Durante el último año, en Triplebyte han trabajado con unos 100 graduados de Bootcamp y muchos han conseguido empleos en grandes empresas. Las entrevistas son ciegas, es decir, sin conocer los antecedentes del postulante, y regularmente las evaluaciones que obtienen puntuaciones muy positivas, resultan ser de candidatos que llevan apenas 6 meses programando: de esto se enteran recién al término del proceso.

Los graduados de Bootcamp son programadores junior. Tienen mucho que aprender, y representan una inversión para la empresa que los contrata. Pero cuando las contrataciones se tratan de recién graduados universitarios, la situación es exactamente la misma. Ammon cuenta que han encontrado a los graduados de Bootcamp como un grupo más efectivo que los graduados universitarios en la programación web, la escritura de código limpio, modular y en algoritmos… también en la comprensión de cómo funcionan las computadoras: “en general, hemos tenido un éxito casi equivalente trabajando con los dos grupos”.

¿Cómo puede que esto sea cierto? Para ello, hay que cavar más en las diferencias que se observan entre los dos grupos. Es necesario explicar además, cómo es que algunas personas pueden convertirse en programadores junior y competitivos en menos de un año.

El análisis

La entrevista técnica que realiza Triplebyte es de aproximadamente 2 horas y media de duración, y se divide en 4 partes principales, centrándose en la programación práctica, la arquitectura web, la comprensión del low-level system y el entendimiento algorítmico. No todos completan cada pregunta, ya que dejan que los programadores se centren en sus fortalezas. El proceso entrega una buena medida de las fuerzas relativas de cada postulante en estas áreas.

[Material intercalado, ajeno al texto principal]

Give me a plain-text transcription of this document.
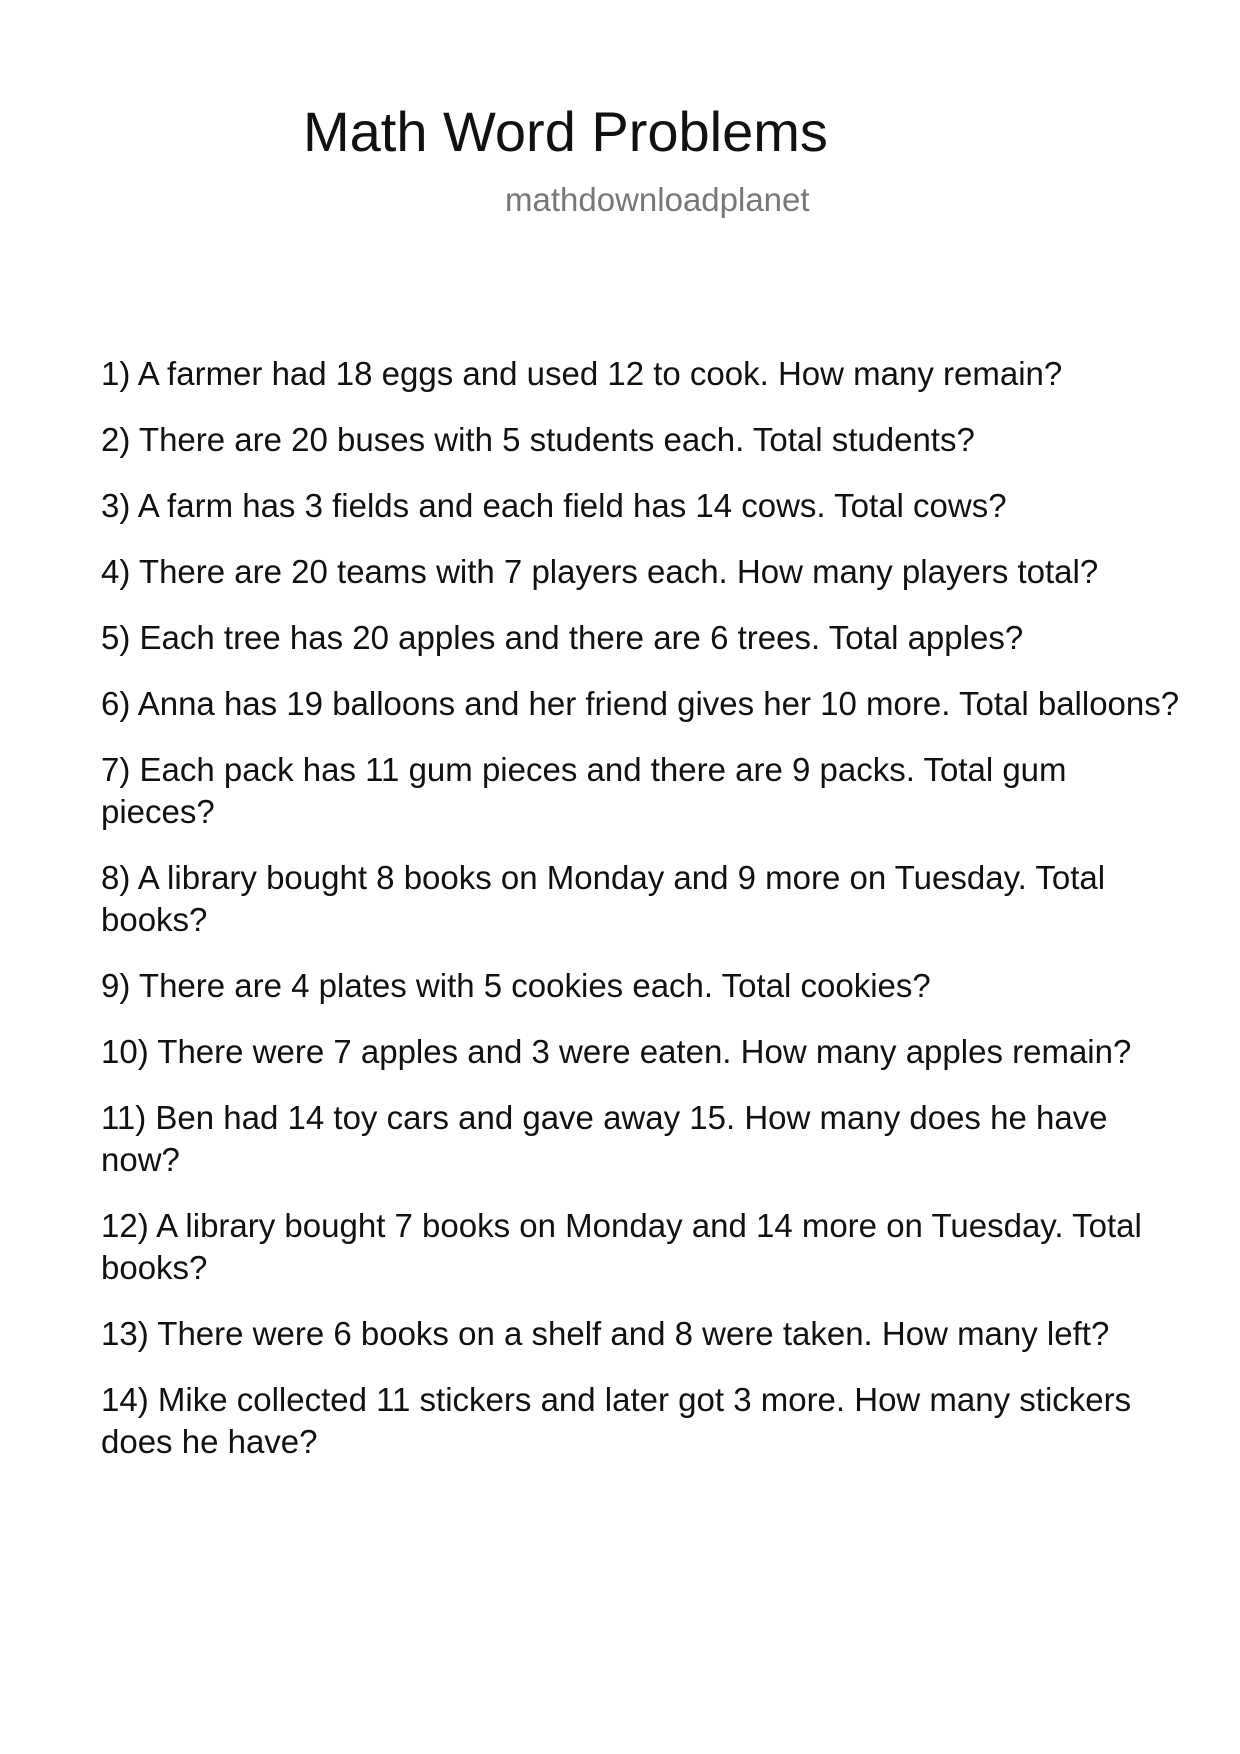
Math Word Problems
mathdownloadplanet
1) A farmer had 18 eggs and used 12 to cook. How many remain?
2) There are 20 buses with 5 students each. Total students?
3) A farm has 3 fields and each field has 14 cows. Total cows?
4) There are 20 teams with 7 players each. How many players total?
5) Each tree has 20 apples and there are 6 trees. Total apples?
6) Anna has 19 balloons and her friend gives her 10 more. Total balloons?
7) Each pack has 11 gum pieces and there are 9 packs. Total gum pieces?
8) A library bought 8 books on Monday and 9 more on Tuesday. Total books?
9) There are 4 plates with 5 cookies each. Total cookies?
10) There were 7 apples and 3 were eaten. How many apples remain?
11) Ben had 14 toy cars and gave away 15. How many does he have now?
12) A library bought 7 books on Monday and 14 more on Tuesday. Total books?
13) There were 6 books on a shelf and 8 were taken. How many left?
14) Mike collected 11 stickers and later got 3 more. How many stickers does he have?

Para tener una mejor idea de cómo los graduados de Bootcamp y los graduados de la universidad se comparan, han representado gráficamente el desempeño promedio de ambos grupos en cada una de las áreas mencionadas. El eje Y, es la puntuación de cada problema (donde 1 = no fuerte, 2 = no débil, 3 = sí débil, 4 = sí fuerte ). Como referencia, también se incluye la población de solicitantes, y también los que pasaron la entrevista.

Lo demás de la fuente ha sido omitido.